Evaluate the limit $$ \underset{n\to \infty }{\text{lim}}\left(\sum _{k=1}^n \frac{2^{k/n}}{\frac{1}{k}+n}\right) $$
I got stuked when trying to evaluate it and I even don't know where to begin. Mathematica tells me that $$ \sum _{k=1}^n \frac{2^{k/n}}{\frac{1}{k}+n}=\frac{2^{1/n} \left(-\left(2^{1/n}\right)^n \Phi \left(2^{1/n},1,n+1+\frac{1}{n}\right)+\left(2^{1/n}\right)^{n+1} \Phi \left(2^{1/n},1,n+1+\frac{1}{n}\right)-2^{1/n} \Phi \left(2^{1/n},1,1+\frac{1}{n}\right)+\Phi \left(2^{1/n},1,1+\frac{1}{n}\right)+n \left(2^{1/n}\right)^n-n\right)}{\left(2^{1/n}-1\right) n^2} $$ However it doesn't give the result of the limit either.
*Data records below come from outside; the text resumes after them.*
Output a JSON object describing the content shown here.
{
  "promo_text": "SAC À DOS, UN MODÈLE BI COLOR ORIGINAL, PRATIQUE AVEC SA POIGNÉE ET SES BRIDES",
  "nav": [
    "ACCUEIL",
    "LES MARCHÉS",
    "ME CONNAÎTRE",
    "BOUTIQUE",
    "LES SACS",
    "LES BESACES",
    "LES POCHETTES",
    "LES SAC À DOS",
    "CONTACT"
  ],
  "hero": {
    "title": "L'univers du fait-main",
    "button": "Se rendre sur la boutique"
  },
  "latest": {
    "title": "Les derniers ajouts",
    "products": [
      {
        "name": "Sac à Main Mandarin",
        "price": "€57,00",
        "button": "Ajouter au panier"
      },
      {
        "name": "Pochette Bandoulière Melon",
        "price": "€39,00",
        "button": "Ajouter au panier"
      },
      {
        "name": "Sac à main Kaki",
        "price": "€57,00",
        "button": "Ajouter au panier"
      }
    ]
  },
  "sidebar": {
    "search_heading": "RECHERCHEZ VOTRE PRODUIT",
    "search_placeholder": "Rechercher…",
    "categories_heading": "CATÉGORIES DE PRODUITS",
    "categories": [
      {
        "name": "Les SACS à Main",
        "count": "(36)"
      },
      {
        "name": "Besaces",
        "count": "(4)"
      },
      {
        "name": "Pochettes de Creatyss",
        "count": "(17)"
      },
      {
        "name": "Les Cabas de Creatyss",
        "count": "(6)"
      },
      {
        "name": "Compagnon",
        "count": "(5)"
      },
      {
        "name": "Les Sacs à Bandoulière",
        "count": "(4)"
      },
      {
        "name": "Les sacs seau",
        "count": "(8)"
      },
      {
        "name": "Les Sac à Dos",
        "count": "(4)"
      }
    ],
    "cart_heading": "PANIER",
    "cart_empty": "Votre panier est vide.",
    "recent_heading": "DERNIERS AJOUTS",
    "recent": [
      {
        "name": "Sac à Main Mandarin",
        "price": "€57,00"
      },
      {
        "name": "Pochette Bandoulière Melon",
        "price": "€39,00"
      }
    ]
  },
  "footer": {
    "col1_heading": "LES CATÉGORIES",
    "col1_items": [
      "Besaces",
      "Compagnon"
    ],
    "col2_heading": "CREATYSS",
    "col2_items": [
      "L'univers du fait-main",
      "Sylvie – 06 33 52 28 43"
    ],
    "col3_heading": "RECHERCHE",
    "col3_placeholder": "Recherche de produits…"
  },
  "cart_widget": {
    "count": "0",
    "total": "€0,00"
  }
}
And I tried $n=10000$ numerically, the answer is $1.44274..$.
So how to calculate the limit?
We have $$ \sum _{k=1}^n \frac{2^{k/n}}{\frac{1}{k}+n} = \frac1n\sum _{k=1}^n \frac{2^{k/n}}{\frac{1}{nk}+1}$$ and now $$\frac1n\sum _{k=1}^n \frac{2^{k/n}}{\frac{1}{nk}+1}=\frac1n\sum _{k=1}^n 2^{k/n}-\frac1n\sum _{k=1}^n \frac{2^{k/n}}{nk+1}$$ where the first term converges to $\int_0^1 2 ^xdx$ and the second term vanishes.